GAELIC GAMES:THE ANNUAL GAA coaching conference, postponed until this weekend from last month because of bad weather, has been expanded to meet the high level of demand. Originally scheduled to accommodate 500 delegates, the conference was for the first time booked out over a week in advance.
But with the extra month in hand, the GAA has decided to accept more than 100 additional delegates and amend the schedule. Tomorrow’s programme will feature a staggered lunch serving with those not eating attending an interview with Christy O’Connor, who will talk in two sessions about his acclaimed book The Club, winner of the 2010 sports book of the year award.
“Although this has just been added to the programme in order to accommodate the extra numbers,” according to the GAA’s Director of Games Pat Daly, “we think it will also be topical and relevant because it’s obvious from the book how conscious Christy is of the importance of under-age structures.”
The theme of what is the eighth annual holding of the conference is Coaching Children: Building a Platform for Lifelong Involvement in Gaelic Games.
Daly explains the rationale behind this year’s event, administered by Peter Horgan, the GAA’s youth and education officer, and games development manager Jimmy Darcy.
“The coaching spectrum can be divided into child, youth and adult – all parts with their own specific requirements – so it would be a pretty broad task to try to traverse all three.”
He also believes that the quality of children’s coaching has greatly improved over the course of the past 10 years despite some reservations about the decreasing emphasis on competition.
“Children are not mini-adults,” he says, “and shouldn’t be treated as such.
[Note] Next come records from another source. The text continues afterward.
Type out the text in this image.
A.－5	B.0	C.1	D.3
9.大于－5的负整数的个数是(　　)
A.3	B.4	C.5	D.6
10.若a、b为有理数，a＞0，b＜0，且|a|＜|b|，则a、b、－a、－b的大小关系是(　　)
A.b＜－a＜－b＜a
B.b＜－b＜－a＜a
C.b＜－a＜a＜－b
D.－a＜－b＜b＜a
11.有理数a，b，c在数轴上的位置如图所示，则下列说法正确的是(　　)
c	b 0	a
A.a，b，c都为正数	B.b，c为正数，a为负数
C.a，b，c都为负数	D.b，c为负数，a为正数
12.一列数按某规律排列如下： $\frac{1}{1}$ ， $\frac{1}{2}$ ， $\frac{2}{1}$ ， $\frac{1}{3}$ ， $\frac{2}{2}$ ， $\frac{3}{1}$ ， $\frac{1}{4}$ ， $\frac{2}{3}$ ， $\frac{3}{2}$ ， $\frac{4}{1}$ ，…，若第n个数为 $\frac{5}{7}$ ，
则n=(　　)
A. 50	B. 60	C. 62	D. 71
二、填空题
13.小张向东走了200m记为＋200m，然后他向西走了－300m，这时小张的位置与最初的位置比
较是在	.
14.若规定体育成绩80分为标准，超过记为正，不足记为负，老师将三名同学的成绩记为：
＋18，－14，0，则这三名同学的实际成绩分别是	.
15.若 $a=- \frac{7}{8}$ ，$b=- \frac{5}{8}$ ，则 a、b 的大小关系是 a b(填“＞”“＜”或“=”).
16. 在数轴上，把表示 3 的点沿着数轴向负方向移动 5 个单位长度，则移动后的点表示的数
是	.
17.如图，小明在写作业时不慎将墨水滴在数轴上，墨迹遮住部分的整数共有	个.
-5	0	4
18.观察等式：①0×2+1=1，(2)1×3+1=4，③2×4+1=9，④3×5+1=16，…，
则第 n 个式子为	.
“Skills development rather than winning should be the emphasis. Kids are competitive but competition should be a useful or enjoyable part of the construct rather than its purpose.
“Everyone wants to win when competing but at that age what is more important: the child’s development or the winning? Making the effort and learning how to play is of more value to children at that stage of their development.
“For instance some children who experience success in competition can do so because they have physical advantages, which won’t last as they get older. If winning has become the centre of their experience they will find it hard to adjust when they can no longer dominate games. Children’s coaching should be about learning to play.”